North Dakota has an older version of a farm protection statute and an agriculture disparagement law. However, its law is limited to animal research facilities and is not as broad in scope as the Idaho statute.
Farm protection laws got a boost in 2012 when Iowa adopted the first of the modern-day versions.
“The ag-gag laws protect something that no citizen in this country wants to have protected, and that is the potential for bad behavior in the creation and processing of our food,” said Sandra Baron, executive director of the Media Law Resource Center in New York.
The Idaho Agriculture Disparagement Law was enacted in the 1990s during a movement by the agriculture industry to limit what media and media personalities could say about agriculture products.
One prominent agriculture disparagement case is the Texas Beef Group’s lawsuit against Oprah Winfrey for a program she aired about “mad cow” disease.

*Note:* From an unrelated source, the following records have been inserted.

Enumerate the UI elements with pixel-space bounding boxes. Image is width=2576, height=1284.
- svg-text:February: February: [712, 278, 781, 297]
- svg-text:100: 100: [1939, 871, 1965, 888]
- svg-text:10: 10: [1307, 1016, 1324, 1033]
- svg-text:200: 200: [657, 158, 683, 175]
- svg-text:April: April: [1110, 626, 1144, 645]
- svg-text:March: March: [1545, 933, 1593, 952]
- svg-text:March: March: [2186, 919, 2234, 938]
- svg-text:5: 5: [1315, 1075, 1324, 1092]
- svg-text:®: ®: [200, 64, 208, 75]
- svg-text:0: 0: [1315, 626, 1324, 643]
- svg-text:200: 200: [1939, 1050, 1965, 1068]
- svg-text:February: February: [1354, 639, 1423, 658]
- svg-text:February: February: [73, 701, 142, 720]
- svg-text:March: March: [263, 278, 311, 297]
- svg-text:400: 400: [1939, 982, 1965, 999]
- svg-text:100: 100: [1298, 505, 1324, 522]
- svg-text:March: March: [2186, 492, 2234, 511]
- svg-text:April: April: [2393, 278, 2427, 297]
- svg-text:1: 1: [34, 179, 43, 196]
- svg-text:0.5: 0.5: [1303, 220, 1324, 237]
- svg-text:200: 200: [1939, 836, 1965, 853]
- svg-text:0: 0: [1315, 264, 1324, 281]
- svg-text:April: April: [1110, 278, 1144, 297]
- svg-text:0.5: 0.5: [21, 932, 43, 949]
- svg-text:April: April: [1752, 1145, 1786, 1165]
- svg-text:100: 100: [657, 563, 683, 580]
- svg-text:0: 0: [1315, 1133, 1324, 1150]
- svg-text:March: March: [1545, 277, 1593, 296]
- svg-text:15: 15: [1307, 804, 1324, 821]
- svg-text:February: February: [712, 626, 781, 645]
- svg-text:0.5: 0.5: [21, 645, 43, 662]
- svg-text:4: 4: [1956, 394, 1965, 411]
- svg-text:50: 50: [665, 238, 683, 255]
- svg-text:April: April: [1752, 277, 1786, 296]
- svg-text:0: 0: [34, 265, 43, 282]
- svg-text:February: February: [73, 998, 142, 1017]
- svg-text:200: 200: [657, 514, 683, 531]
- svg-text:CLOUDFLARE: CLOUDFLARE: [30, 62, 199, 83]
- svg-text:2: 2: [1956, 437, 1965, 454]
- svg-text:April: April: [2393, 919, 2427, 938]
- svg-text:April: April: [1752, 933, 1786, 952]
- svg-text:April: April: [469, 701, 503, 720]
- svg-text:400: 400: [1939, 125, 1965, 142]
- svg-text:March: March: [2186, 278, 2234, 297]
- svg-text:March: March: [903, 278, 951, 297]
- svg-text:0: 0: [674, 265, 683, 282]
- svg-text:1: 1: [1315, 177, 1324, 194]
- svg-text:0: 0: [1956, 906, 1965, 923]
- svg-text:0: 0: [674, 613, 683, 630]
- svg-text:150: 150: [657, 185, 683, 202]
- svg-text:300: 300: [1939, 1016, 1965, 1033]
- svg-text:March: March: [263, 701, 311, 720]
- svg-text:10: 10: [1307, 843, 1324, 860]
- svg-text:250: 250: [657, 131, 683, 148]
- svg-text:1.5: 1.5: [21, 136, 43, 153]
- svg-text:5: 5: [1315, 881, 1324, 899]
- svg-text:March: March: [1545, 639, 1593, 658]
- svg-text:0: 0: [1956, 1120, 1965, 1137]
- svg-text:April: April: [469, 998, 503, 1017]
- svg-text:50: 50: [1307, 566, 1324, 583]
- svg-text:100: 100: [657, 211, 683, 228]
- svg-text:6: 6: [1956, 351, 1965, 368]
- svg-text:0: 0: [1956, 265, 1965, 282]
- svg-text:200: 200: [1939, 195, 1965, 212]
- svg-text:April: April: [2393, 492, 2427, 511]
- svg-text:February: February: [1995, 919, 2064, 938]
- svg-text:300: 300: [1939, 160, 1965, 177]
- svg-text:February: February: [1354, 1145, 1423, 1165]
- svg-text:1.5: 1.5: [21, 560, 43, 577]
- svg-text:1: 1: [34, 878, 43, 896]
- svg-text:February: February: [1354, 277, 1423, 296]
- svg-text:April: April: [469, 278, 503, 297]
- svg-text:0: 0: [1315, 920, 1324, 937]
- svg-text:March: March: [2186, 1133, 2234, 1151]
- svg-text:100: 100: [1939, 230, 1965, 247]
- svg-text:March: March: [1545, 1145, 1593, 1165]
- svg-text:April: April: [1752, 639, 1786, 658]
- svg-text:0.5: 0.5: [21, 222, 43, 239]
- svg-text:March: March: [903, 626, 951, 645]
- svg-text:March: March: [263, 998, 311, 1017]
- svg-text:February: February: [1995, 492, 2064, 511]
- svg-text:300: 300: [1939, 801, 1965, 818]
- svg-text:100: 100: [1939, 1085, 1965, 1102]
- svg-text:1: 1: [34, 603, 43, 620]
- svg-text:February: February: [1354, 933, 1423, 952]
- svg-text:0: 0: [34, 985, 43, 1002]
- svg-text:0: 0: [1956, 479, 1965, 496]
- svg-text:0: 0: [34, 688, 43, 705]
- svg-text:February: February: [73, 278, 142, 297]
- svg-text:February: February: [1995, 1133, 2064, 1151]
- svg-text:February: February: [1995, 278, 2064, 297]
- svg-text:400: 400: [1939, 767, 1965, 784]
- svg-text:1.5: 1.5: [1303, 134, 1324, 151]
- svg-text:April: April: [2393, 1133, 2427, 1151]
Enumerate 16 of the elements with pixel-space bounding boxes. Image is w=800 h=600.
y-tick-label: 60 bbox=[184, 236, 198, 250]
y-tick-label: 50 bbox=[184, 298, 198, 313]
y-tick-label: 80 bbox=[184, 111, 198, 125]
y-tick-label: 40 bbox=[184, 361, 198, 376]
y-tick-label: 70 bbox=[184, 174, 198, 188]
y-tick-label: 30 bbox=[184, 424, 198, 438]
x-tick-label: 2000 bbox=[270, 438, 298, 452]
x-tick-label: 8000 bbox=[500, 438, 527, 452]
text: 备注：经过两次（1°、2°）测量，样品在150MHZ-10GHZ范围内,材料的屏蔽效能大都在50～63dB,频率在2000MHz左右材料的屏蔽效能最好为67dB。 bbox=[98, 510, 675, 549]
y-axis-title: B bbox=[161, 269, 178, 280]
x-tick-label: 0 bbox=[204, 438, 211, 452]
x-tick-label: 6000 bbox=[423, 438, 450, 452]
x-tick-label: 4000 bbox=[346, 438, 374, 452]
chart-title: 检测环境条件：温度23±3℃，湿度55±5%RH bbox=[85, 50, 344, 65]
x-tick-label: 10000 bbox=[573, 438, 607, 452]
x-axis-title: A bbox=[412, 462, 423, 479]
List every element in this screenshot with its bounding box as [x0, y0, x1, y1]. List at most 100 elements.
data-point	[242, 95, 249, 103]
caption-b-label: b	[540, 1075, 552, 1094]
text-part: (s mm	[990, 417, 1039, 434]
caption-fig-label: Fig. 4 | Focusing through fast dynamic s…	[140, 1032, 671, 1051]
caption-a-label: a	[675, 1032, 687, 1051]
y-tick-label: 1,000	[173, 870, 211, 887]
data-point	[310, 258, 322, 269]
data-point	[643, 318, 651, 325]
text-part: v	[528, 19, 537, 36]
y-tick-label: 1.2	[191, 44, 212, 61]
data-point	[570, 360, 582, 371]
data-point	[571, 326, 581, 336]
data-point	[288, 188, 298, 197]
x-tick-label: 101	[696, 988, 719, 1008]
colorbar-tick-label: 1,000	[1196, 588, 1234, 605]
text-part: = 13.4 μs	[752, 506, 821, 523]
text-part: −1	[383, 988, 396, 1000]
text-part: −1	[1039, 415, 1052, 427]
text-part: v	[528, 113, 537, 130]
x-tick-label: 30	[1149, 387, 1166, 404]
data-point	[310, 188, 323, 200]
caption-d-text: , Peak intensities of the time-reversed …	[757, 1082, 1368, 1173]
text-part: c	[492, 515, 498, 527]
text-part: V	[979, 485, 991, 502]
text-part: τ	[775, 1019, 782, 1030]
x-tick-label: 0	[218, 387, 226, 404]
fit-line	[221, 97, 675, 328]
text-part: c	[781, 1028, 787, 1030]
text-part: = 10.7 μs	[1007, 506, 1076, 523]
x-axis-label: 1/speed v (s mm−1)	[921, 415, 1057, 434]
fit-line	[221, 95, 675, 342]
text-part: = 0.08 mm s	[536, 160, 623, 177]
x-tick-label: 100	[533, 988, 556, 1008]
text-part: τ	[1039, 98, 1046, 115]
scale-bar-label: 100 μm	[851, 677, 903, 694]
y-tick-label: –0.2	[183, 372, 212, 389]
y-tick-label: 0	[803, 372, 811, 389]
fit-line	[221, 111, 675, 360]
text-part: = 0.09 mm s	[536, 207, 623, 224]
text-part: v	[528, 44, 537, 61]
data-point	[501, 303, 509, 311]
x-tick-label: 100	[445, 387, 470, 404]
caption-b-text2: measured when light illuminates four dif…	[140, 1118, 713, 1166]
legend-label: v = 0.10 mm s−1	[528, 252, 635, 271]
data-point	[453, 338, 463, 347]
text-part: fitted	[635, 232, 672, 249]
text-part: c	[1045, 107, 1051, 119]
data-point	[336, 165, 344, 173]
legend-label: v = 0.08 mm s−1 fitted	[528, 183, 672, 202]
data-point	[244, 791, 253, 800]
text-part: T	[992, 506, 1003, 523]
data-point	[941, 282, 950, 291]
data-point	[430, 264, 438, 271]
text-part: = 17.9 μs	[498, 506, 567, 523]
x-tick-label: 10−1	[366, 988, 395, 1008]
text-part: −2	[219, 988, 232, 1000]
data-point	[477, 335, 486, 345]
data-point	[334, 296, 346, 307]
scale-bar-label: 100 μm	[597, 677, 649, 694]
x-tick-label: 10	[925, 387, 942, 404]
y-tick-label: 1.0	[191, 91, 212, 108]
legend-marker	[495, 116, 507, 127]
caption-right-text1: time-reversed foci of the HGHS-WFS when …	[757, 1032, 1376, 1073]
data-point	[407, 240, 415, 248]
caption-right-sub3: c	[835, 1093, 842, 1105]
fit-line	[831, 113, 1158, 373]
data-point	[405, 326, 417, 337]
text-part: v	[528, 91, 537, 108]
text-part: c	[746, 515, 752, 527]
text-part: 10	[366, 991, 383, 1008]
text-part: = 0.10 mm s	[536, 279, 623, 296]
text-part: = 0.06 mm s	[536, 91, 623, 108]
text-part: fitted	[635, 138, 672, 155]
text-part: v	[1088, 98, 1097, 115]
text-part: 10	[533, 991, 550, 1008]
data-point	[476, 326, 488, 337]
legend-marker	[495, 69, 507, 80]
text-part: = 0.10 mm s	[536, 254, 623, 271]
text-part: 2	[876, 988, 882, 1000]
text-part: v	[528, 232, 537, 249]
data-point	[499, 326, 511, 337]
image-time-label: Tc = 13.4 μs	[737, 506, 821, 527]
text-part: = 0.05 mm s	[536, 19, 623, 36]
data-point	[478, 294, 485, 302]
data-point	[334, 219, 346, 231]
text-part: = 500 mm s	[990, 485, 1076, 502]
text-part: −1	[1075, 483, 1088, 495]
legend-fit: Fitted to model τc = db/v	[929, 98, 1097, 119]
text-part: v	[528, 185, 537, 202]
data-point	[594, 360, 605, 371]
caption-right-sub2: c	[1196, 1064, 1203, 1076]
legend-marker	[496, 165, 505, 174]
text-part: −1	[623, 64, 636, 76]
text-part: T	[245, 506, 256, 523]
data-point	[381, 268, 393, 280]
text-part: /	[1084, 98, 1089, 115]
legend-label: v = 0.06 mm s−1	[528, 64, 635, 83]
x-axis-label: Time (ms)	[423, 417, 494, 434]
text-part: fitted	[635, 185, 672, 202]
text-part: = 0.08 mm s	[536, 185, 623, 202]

Another is a pending case in a South Dakota court that was filed by Beef Products, Inc. against ABC News for the network’s coverage of lean finely textured beef, also known as pink slime, in 2012.
Beef Products is seeking $1.2 billion in damages under South Dakota’s agriculture disparagement law.
Earlier this year, New Hampshire and Indiana saw legislators introduce farm protection bills, as well. Indiana’s referred to agriculture “mischief.”
Both bills failed.
Currently, the Arizona legislature is considering House Bill 2587, another farm protection bill.
Anita Carswell, Guardian campaign manager for In Defense of Animals, said her group sent out email notices to supporters in Arizona and previously in New Jersey, Idaho, Indiana and North Carolina when those states unsuccessfully tried to pass similar legislation.
Last year, Idaho enacted a law that prohibits the use of drones to record a person’s activities without their consent.
Between that drone law, the new farm protection law and the 1990s agriculture disparagement law, Idaho could be the least-friendly state when it comes to agriculture reporting.
“It is ridiculous. There is no way to have honesty in reporting in that state,” said Carswell, who said she sees a “real bias in the Idaho legislature” in favor of agribusiness.
Baron said that the different kinds of ag-gag legislation protect “all the wrong things.”
“[This] should rise to the highest attention level of every citizen because it goes straight to the heart of the very kitchen and their kitchen tables – how they feed themselves and their families,” Baron said.